The outlier costs are what insurance is for, to protect against risk, but when people site huge variations of low frequency but high-cost procedures, it tends to be for shock effect. The good old average needs to be considered with all the precaution that comes from reading How to Lie with Statistics, a book worth revisiting every couple of years. There are many other problems: our poor collective health, regulation, inflation, technology (since, in healthcare, it tends to be inflationary), brokers and consultants who pitch the shiny new products that make them money, and healthcare and financial illiteracy to name several.

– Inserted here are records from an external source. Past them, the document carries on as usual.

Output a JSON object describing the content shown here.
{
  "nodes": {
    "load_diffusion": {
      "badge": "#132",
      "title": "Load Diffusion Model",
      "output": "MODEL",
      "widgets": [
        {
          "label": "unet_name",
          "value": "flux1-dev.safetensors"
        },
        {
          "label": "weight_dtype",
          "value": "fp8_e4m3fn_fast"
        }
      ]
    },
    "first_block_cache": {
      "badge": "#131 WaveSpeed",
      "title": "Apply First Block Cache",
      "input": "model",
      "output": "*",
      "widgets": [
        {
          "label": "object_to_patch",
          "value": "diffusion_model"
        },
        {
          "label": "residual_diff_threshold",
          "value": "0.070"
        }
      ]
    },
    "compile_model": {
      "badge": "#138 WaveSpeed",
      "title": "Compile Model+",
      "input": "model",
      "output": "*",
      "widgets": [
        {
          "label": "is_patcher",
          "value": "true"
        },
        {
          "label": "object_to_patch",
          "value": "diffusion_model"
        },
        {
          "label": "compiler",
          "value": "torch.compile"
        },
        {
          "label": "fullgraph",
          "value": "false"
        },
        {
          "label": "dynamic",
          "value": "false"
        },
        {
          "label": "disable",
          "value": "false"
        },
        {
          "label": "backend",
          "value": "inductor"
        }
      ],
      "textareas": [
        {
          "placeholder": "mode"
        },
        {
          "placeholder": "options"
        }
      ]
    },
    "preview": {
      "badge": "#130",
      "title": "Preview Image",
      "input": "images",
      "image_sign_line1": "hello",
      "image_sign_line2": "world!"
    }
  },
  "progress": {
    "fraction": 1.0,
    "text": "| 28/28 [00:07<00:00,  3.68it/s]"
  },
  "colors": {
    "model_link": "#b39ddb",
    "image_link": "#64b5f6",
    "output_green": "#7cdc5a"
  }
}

Companies and policy makers are better to focus on plan designs (the front door of change), networks, contracting, consumerism (e.g., shared savings and more cost sharing), education and making things simpler and in line with what patients want, no expensive surveys necessary. Everyone reading this has used the healthcare system. Most don’t want the all-you-can-eat-buffet. You pay and forget but you still pay.
What interests both companies and consumers? Less care at reasonable costs and with fewer barbers telling them they need haircuts. Savings. The first question should be: do I even need that hip replacement in the first place? As Benjamin Franklin said, probably thought up while doing naked yoga on the banks of the Delaware River, “If you would persuade, you must appeal to interest rather than intellect.”